LAB differs from existing legal AI benchmarks (LegalBench, CUAD, LEXam, and Harvey's own BigLaw Bench), which measure short-horizon reasoning like contract reading, case comparison, or argument analysis. LAB structures tasks around actual law firm work units: a partner-to-associate instruction (averaging 50 words), a closed document environment the agent must navigate, reviewable legal work product as the output, and atomic pass/fail verification against expert rubrics.

A fictional M&A example illustrates the approach. An agent reviews eight material contracts plus adjacent documents (10-K, deferred compensation plan) in a virtual data room, identifies change-of-control provisions, assesses deal risk, recommends next steps, and produces a draft board memo. The rubric for that single task contains 57 criteria covering nine legal issues. LAB uses "all-pass" grading: a task passes only if every criterion passes. Partial credit does not apply. As Harvey notes, a deal memo catching 8 of 10 material risks is not 80% useful; the missed issue could blow up the transaction or surface post-closing.

Harvey intentionally launched LAB without a leaderboard. The company plans to work with research partners to produce baseline results and publish normalization standards before any rankings appear, citing the expectation that the dataset will evolve over time.

Law Firms Need a Shared Standard for AI Agent ROI

Benchmarks in other domains—SWE-Bench Verified for coding agents, GDPval for web search, FinanceAgent for financial analysis—have marked capability inflection points. Harvey argues that a legal-specific benchmark could serve the same function: revealing where agents are ready to deploy under a "review pattern" and where they need heavy human-in-the-loop work.

For managing partners and innovation leads, that clarity addresses a two-year-old vacuum.
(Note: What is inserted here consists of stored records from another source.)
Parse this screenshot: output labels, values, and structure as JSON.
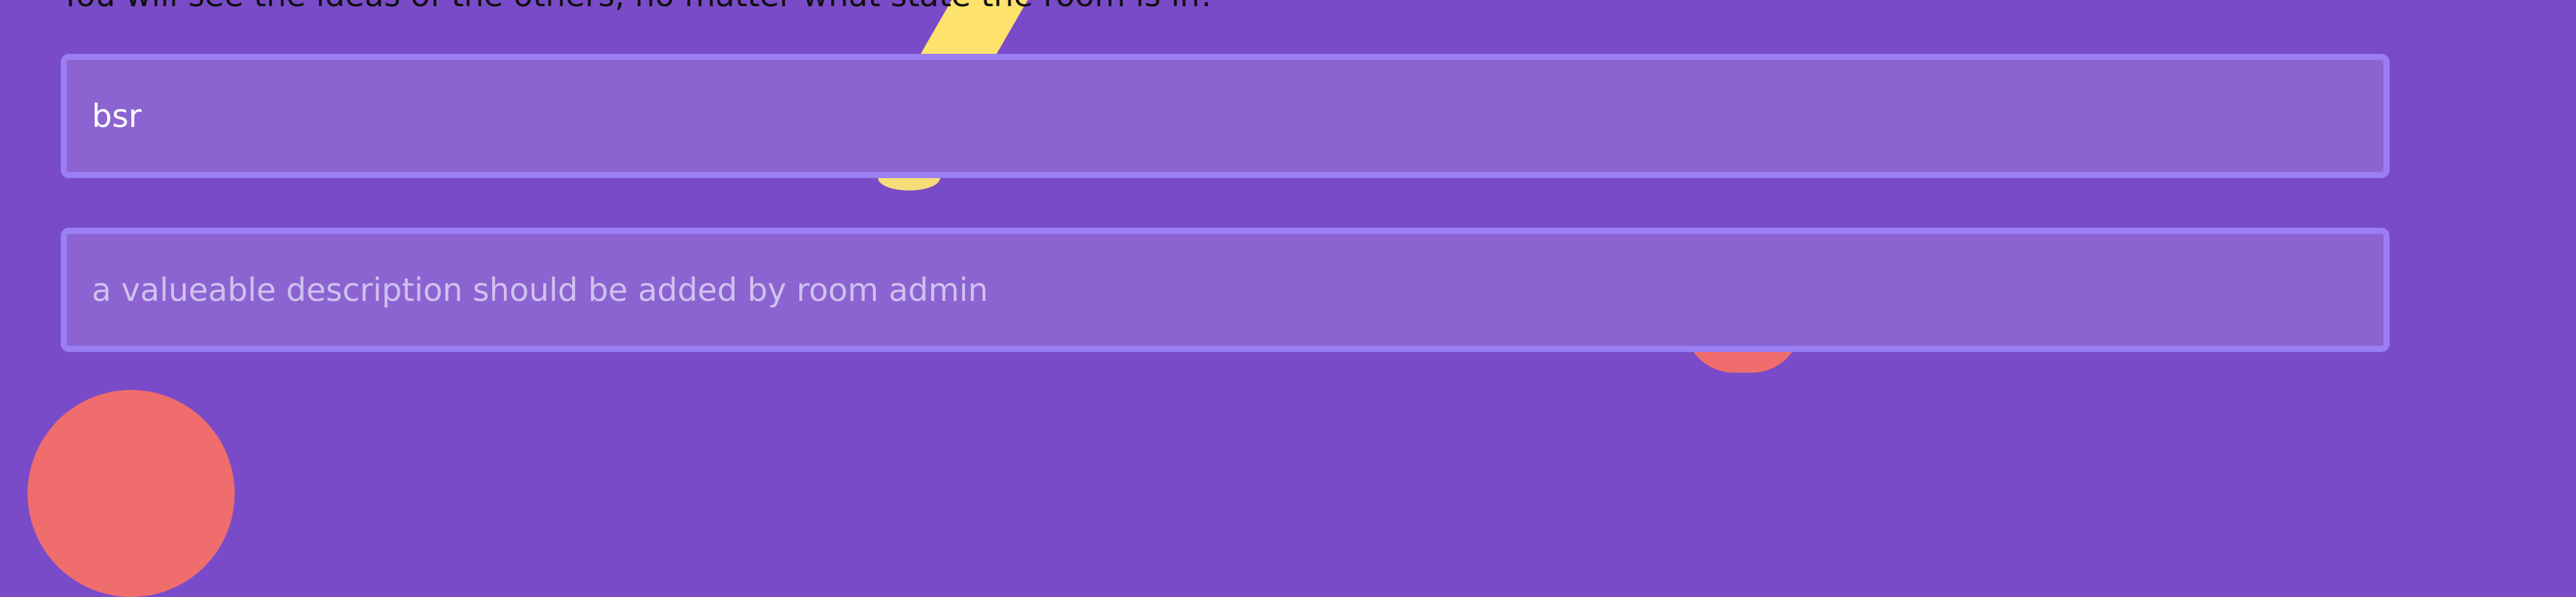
{
  "intro": {
    "text": "You will see the ideas of the others, no matter what state the room is in!"
  },
  "room_form": {
    "title_value": "bsr",
    "description_placeholder": "a valueable description should be added by room admin"
  },
  "colors": {
    "background": "#7a4bc9",
    "field_background": "#8b64d1",
    "field_border": "#9a7ef2",
    "decor_yellow": "#fde36b",
    "decor_coral": "#ef6d6d"
  }
}
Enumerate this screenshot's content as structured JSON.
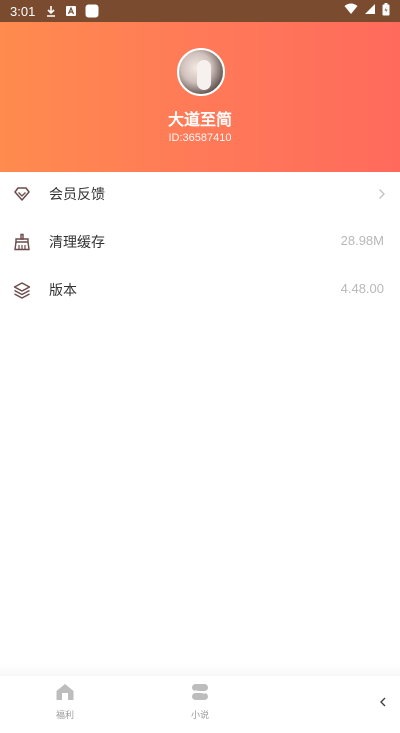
{
  "status_bar": {
    "time": "3:01",
    "icons": [
      "download-icon",
      "text-badge-icon",
      "square-app-icon",
      "wifi-icon",
      "signal-icon",
      "battery-icon"
    ]
  },
  "profile": {
    "nickname": "大道至简",
    "id_text": "ID:36587410",
    "avatar": "avatar-photo"
  },
  "menu": {
    "items": [
      {
        "label": "会员反馈",
        "icon": "diamond-icon",
        "value": "",
        "has_chevron": true
      },
      {
        "label": "清理缓存",
        "icon": "broom-icon",
        "value": "28.98M",
        "has_chevron": false
      },
      {
        "label": "版本",
        "icon": "layers-icon",
        "value": "4.48.00",
        "has_chevron": false
      }
    ]
  },
  "tabbar": {
    "tabs": [
      {
        "label": "福利",
        "icon": "home-icon"
      },
      {
        "label": "小说",
        "icon": "book-icon"
      }
    ],
    "back_icon": "chevron-left-icon"
  },
  "colors": {
    "header_gradient_start": "#ff8b4e",
    "header_gradient_end": "#ff6a5c",
    "status_bar_bg": "#7a4b2e",
    "label_text": "#333333",
    "value_text": "#b8b8b8",
    "icon_stroke": "#6b4b4b",
    "tab_icon": "#bdbdbd"
  }
}
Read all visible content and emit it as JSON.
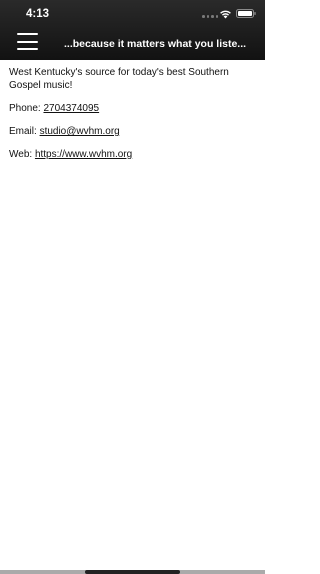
{
  "status_bar": {
    "time": "4:13"
  },
  "nav_bar": {
    "tagline": "...because it matters what you liste..."
  },
  "content": {
    "description": "West Kentucky's source for today's best Southern Gospel music!",
    "phone": {
      "label": "Phone: ",
      "value": "2704374095"
    },
    "email": {
      "label": "Email: ",
      "value": "studio@wvhm.org"
    },
    "web": {
      "label": "Web: ",
      "value": "https://www.wvhm.org"
    }
  }
}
Every firm has fielded vendor demos and pilots. Few have a way to ask "where, specifically, can we put these to work?" without relying on vendor case studies.
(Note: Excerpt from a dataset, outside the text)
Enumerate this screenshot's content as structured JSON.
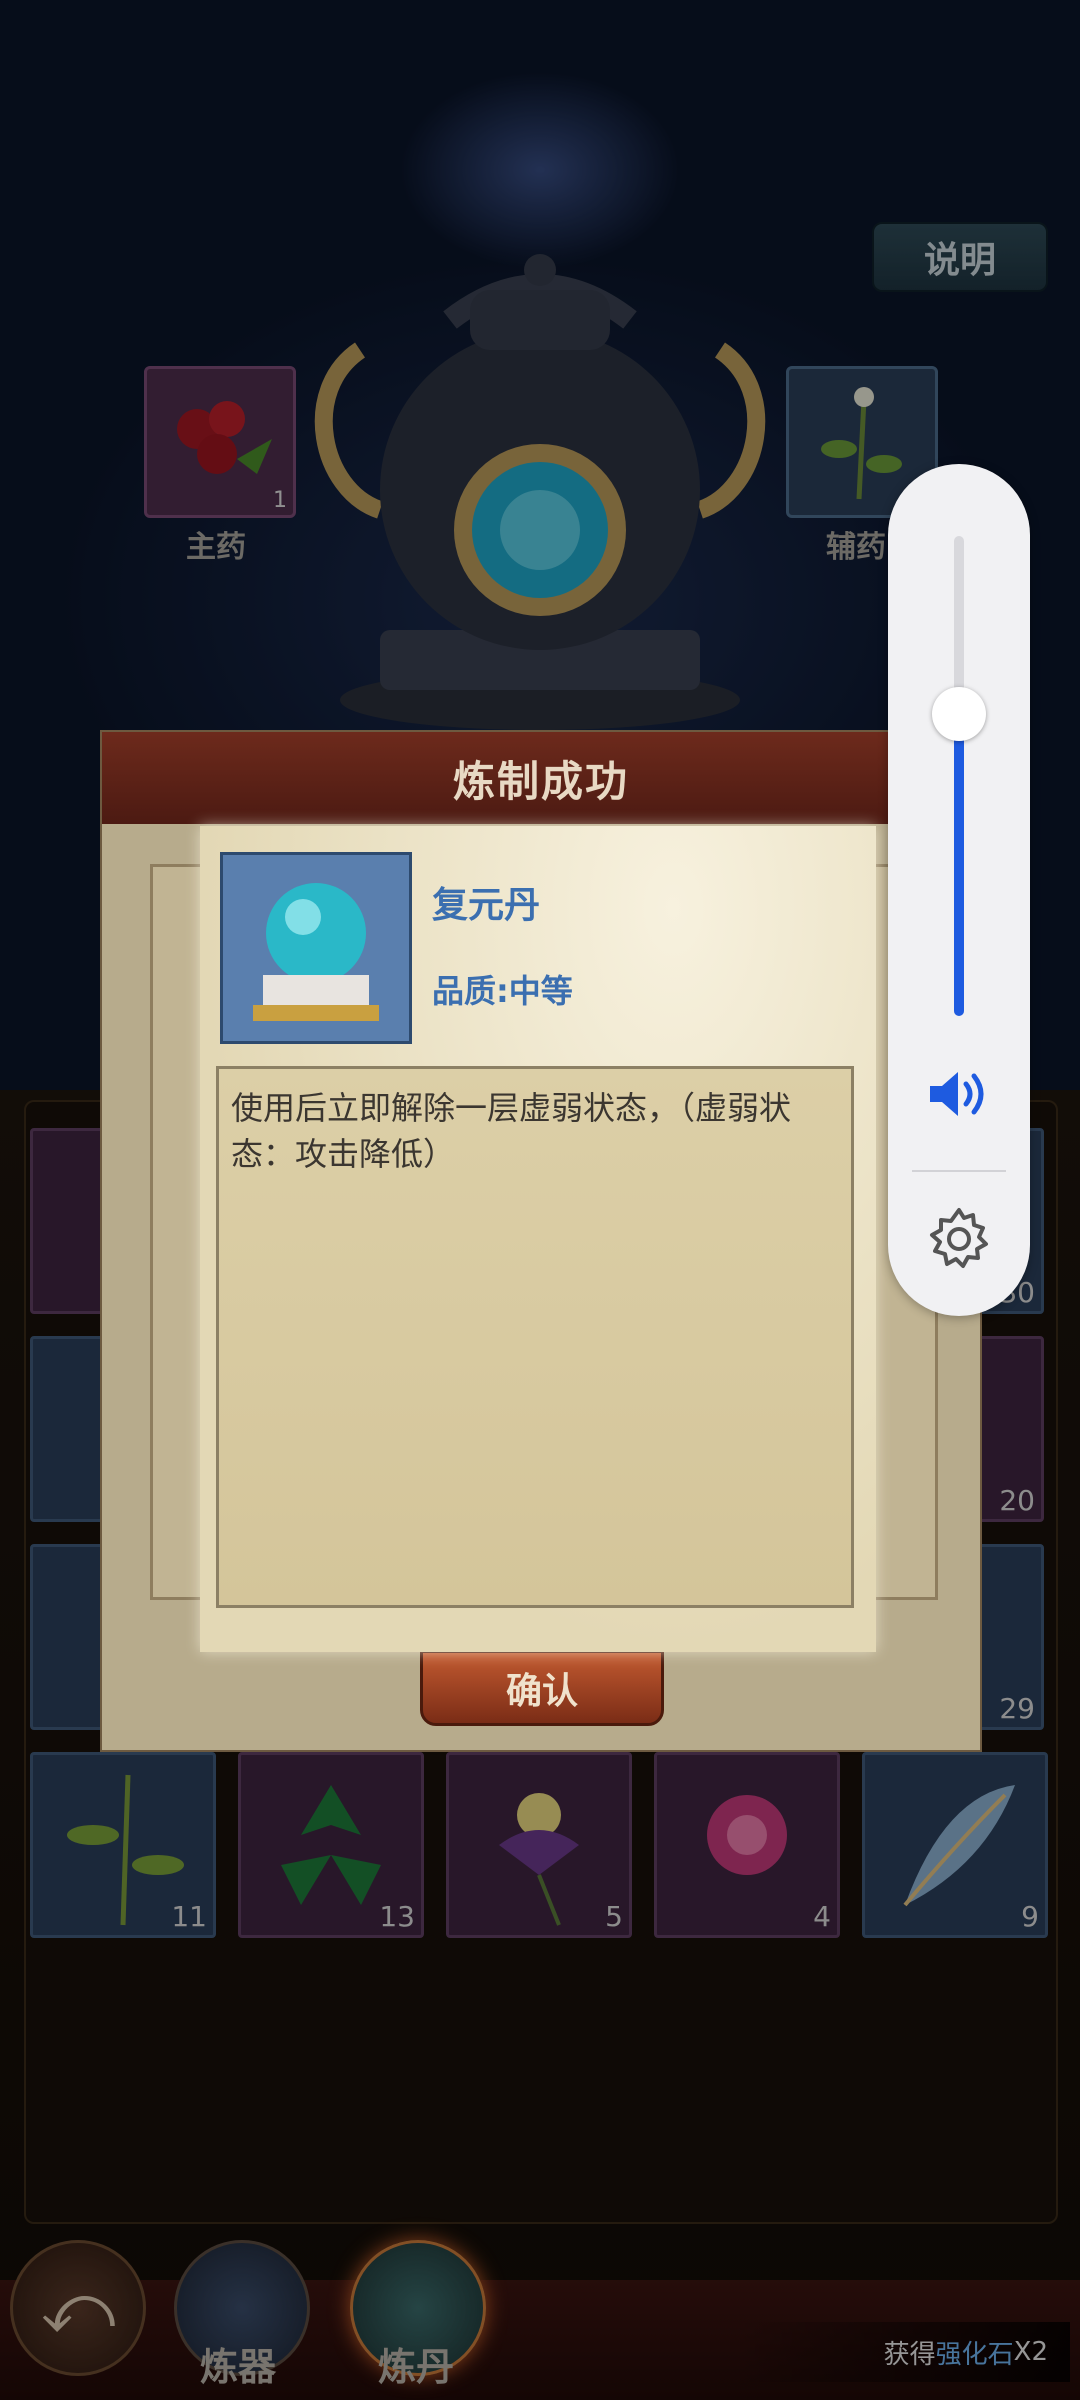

LAB could serve multiple constituencies. Law firms evaluating competing products could request vendor performance on specific practice areas instead of comparing demos. Vendors gain a public yardstick for capability claims. Researchers gain longer-horizon, domain-specific tasks for evaluation and fine-tuning. Journalists and analysts gain a way to test vendor claims independently.

There is, however, a structural caveat. LAB is built by a market participant—Harvey is a dominant, well-funded vendor. The choices embedded in LAB's task definitions and rubric criteria reflect Harvey's judgment about what good legal work looks like, made in consultation with research partners (including Anthropic, OpenAI, Nvidia, Google DeepMind, Mistral, LangChain, and Stanford LIFTLab). That does not invalidate the benchmark, but it shapes what gets measured and how.

The question of "open source" in this context also warrants skepticism. Legal AI projects from well-funded vendors like Harvey typically remain maintained almost exclusively by in-house staff, rarely graduating to community codebases with outside contributors. How much room LAB leaves for external voices to shape what gets measured will determine whether it becomes the shared standard Harvey intends or another vendor showcase.

How to Use LAB Now and When the Leaderboard Ships

Before any public leaderboard exists, LAB serves as a reference taxonomy. Legal teams evaluating AI agents can use the 1,200 tasks as a framework for vendor conversations. Ask which practice areas a vendor has tested against LAB tasks. Request performance data on the areas that matter to your firm.

When the leaderboard launches, transparency matters more than the benchmark's existence. Watch how Harvey normalizes submissions from different vendors (different inference speeds, training data, model sizes). Ask whether the rubric criteria can be audited independently. If normalization stays opaque, the leaderboard becomes marketing—not measurement.

For firms not yet in vendor pilots, LAB is a signal that the market is shifting from "Can agents do legal work?" to "Where should we deploy them first?" That shift often precedes buying decisions by six to twelve months.